The Apprentice star and multi-millionaire’s pursuit of journalist Quentin Letts is yet another example of how England’s defamation laws favour the rich and powerful, says Toby Young
Should the rich and powerful be able to make use of Britain’s libel laws to silence their critics? A couple of weeks ago, the journalist Quentin Letts received a letter from Herbert Smith solicitors threatening him with a libel suit on behalf of Alan Sugar for remarks he had made during an interview on LBC radio on 20 July. Letts had questioned Sugar’s aptitude and ability for his new place in the House of Lords. According to the letter, Sugar would issue a writ against the journalist unless he paid his legal costs to date, donated a sum of money to charity and agreed to give a written undertaking never to criticise him again.
This last demand may come as a shock to some people, but not to me. I received a similar letter from law firm Theodore Goddard in 1998, acting on behalf of former Sunday Times editor Harold Evans. He was objecting to a piece I’d written in the Spectator about his departure from publishers Random House. Like Quentin, I was threatened with a libel suit unless I paid his lawyer’s fees and donated some money to charity, though he asked for more than simply a promise that I wouldn’t criticise him in future. He wanted me to give a written undertaking that I would never again write about him or his wife Tina Brown. It wasn’t the first time Evans had used this tactic. He made a similar demand of Richard Ingrams as a condition of not suing Private Eye.
I was lucky in that Evans’s solicitor also wrote to the Spectator, demanding a retraction and an apology. That meant I was able to persuade the magazine to join its case to mine and we were represented by the same solicitor, with the magazine picking up all the fees. I refused to give the undertaking Evans was demanding and the editor of the Spectator at the time, Frank Johnson, stood behind me. We didn’t give in to a single one of his demands and, after the deadline had expired, no writ was forthcoming.
Quentin Letts is in a more precarious position because Alan Sugar has not threatened LBC. That means there is no deep-pocketed company he can join his case to. It is just him against a man who, according to the Sunday Times Rich List, is worth £730m.
When journalists have been sued by public figures in the past — particularly members of Parliament, as Sugar now is — the convention has been to sue the newspaper or broadcaster that provided them with a platform, not to go after them personally. In this way, potential abuses of Britain’s libel laws have been kept in check (to an extent) since few individual journalists can afford to fight a legal battle on their own. However, Sugar has dispensed with this convention. If Letts decides to fight the case he faces potentially ruinous costs — and even if he wins he will be lucky to recover two-thirds of them.

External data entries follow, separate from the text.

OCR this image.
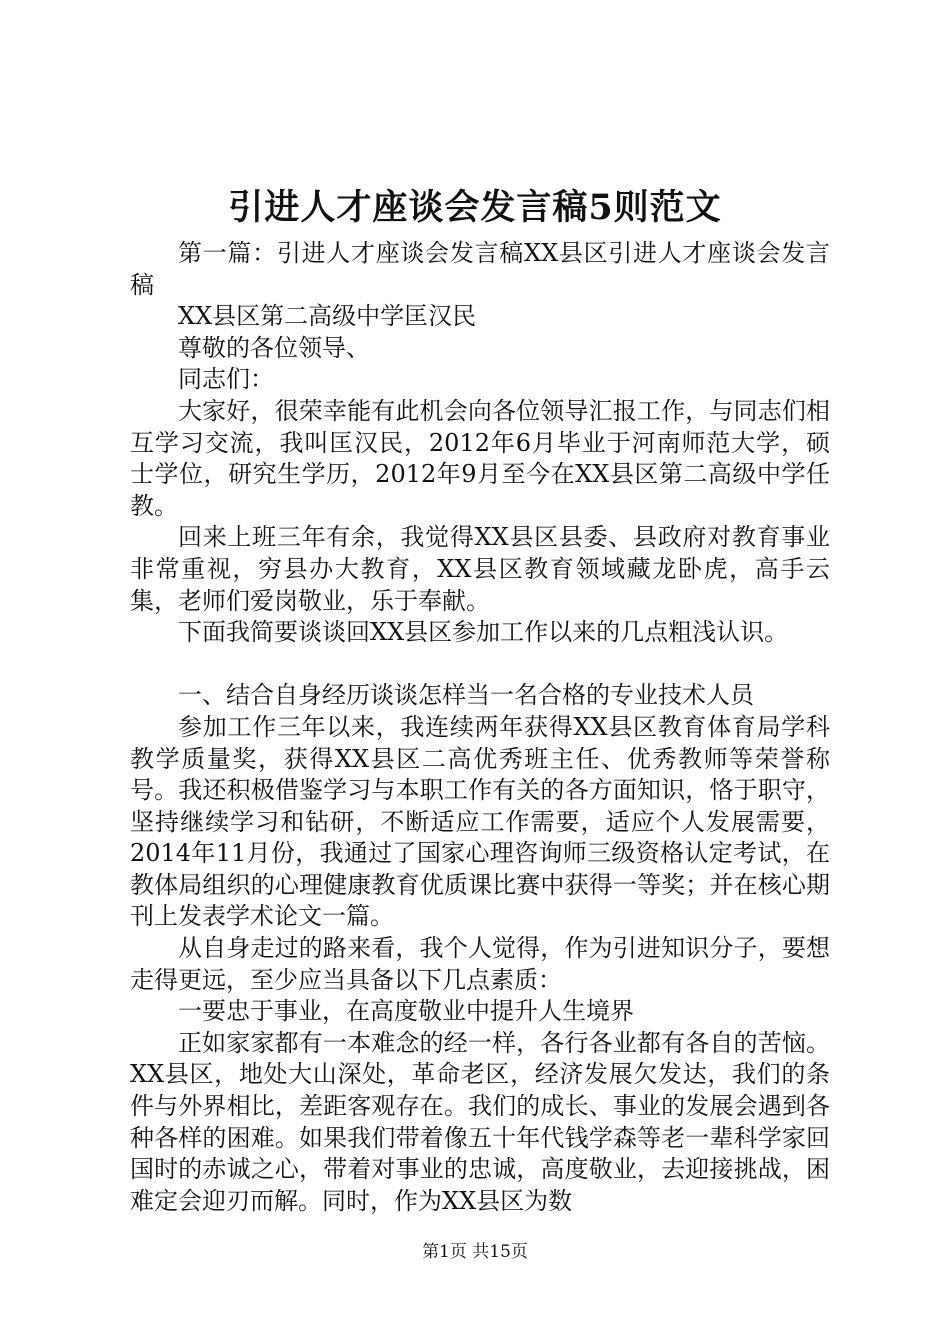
引进人才座谈会发言稿5则范文

第一篇：引进人才座谈会发言稿XX县区引进人才座谈会发言稿

XX县区第二高级中学匡汉民

尊敬的各位领导、

同志们：

大家好，很荣幸能有此机会向各位领导汇报工作，与同志们相互学习交流，我叫匡汉民，2012年6月毕业于河南师范大学，硕士学位，研究生学历，2012年9月至今在XX县区第二高级中学任教。

回来上班三年有余，我觉得XX县区县委、县政府对教育事业非常重视，穷县办大教育，XX县区教育领域藏龙卧虎，高手云集，老师们爱岗敬业，乐于奉献。

下面我简要谈谈回XX县区参加工作以来的几点粗浅认识。

一、结合自身经历谈谈怎样当一名合格的专业技术人员

参加工作三年以来，我连续两年获得XX县区教育体育局学科教学质量奖，获得XX县区二高优秀班主任、优秀教师等荣誉称号。我还积极借鉴学习与本职工作有关的各方面知识，恪于职守，坚持继续学习和钻研，不断适应工作需要，适应个人发展需要，2014年11月份，我通过了国家心理咨询师三级资格认定考试，在教体局组织的心理健康教育优质课比赛中获得一等奖；并在核心期刊上发表学术论文一篇。

从自身走过的路来看，我个人觉得，作为引进知识分子，要想走得更远，至少应当具备以下几点素质：

一要忠于事业，在高度敬业中提升人生境界

正如家家都有一本难念的经一样，各行各业都有各自的苦恼。XX县区，地处大山深处，革命老区，经济发展欠发达，我们的条件与外界相比，差距客观存在。我们的成长、事业的发展会遇到各种各样的困难。如果我们带着像五十年代钱学森等老一辈科学家回国时的赤诚之心，带着对事业的忠诚，高度敬业，去迎接挑战，困难定会迎刃而解。同时，作为XX县区为数

第1页 共15页
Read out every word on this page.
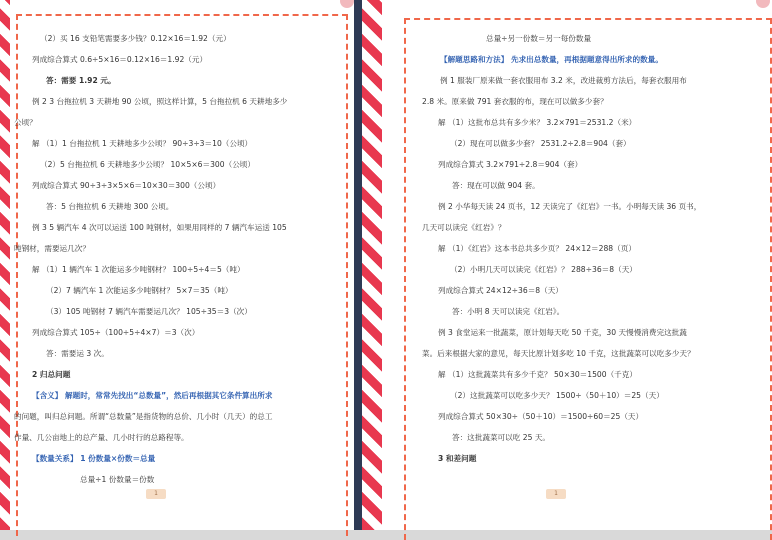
（2）买 16 支铅笔需要多少钱？0.12×16＝1.92（元）
列成综合算式 0.6÷5×16＝0.12×16＝1.92（元）
答：需要 1.92 元。
例 2 3 台拖拉机 3 天耕地 90 公顷，照这样计算，5 台拖拉机 6 天耕地多少
公顷？
解 （1）1 台拖拉机 1 天耕地多少公顷？ 90÷3÷3＝10（公顷）
（2）5 台拖拉机 6 天耕地多少公顷？ 10×5×6＝300（公顷）
列成综合算式 90÷3÷3×5×6＝10×30＝300（公顷）
答：5 台拖拉机 6 天耕地 300 公顷。
例 3 5 辆汽车 4 次可以运送 100 吨钢材，如果用同样的 7 辆汽车运送 105
吨钢材，需要运几次？
解 （1）1 辆汽车 1 次能运多少吨钢材？ 100÷5÷4＝5（吨）
（2）7 辆汽车 1 次能运多少吨钢材？ 5×7＝35（吨）
（3）105 吨钢材 7 辆汽车需要运几次？ 105÷35＝3（次）
列成综合算式 105÷（100÷5÷4×7）＝3（次）
答：需要运 3 次。
2 归总问题
【含义】 解题时，常常先找出“总数量”，然后再根据其它条件算出所求
的问题，叫归总问题。所谓“总数量”是指货物的总价、几小时（几天）的总工
作量、几公亩地上的总产量、几小时行的总路程等。
【数量关系】 1 份数量×份数＝总量
总量÷1 份数量＝份数
1
总量÷另一份数＝另一每份数量
【解题思路和方法】 先求出总数量，再根据题意得出所求的数量。
例 1 服装厂原来做一套衣服用布 3.2 米，改进裁剪方法后，每套衣服用布
2.8 米。原来做 791 套衣服的布，现在可以做多少套？
解 （1）这批布总共有多少米？ 3.2×791＝2531.2（米）
（2）现在可以做多少套？ 2531.2÷2.8＝904（套）
列成综合算式 3.2×791÷2.8＝904（套）
答：现在可以做 904 套。
例 2 小华每天读 24 页书，12 天读完了《红岩》一书。小明每天读 36 页书，
几天可以读完《红岩》？
解 （1）《红岩》这本书总共多少页？ 24×12＝288（页）
（2）小明几天可以读完《红岩》？ 288÷36＝8（天）
列成综合算式 24×12÷36＝8（天）
答：小明 8 天可以读完《红岩》。
例 3 食堂运来一批蔬菜，原计划每天吃 50 千克，30 天慢慢消费完这批蔬
菜。后来根据大家的意见，每天比原计划多吃 10 千克，这批蔬菜可以吃多少天？
解 （1）这批蔬菜共有多少千克？ 50×30＝1500（千克）
（2）这批蔬菜可以吃多少天？ 1500÷（50＋10）＝25（天）
列成综合算式 50×30÷（50＋10）＝1500÷60＝25（天）
答：这批蔬菜可以吃 25 天。
3 和差问题
1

The absence of a First Amendment in Britain means that we depend to a great extent on the observance of legal convention to preserve our freedom of speech. If Parliamentarians are now going to threaten to sue individual journalists personally, members of the press will be inhibited from freely expressing their opinions about them in future.
This is a grave development and one that all journalists should be concerned about, particularly as more and more of us are going freelance. Anyone who cares about free speech in this country should write to Alan Sugar, c/o the House of Lords, and urge him to drop the case.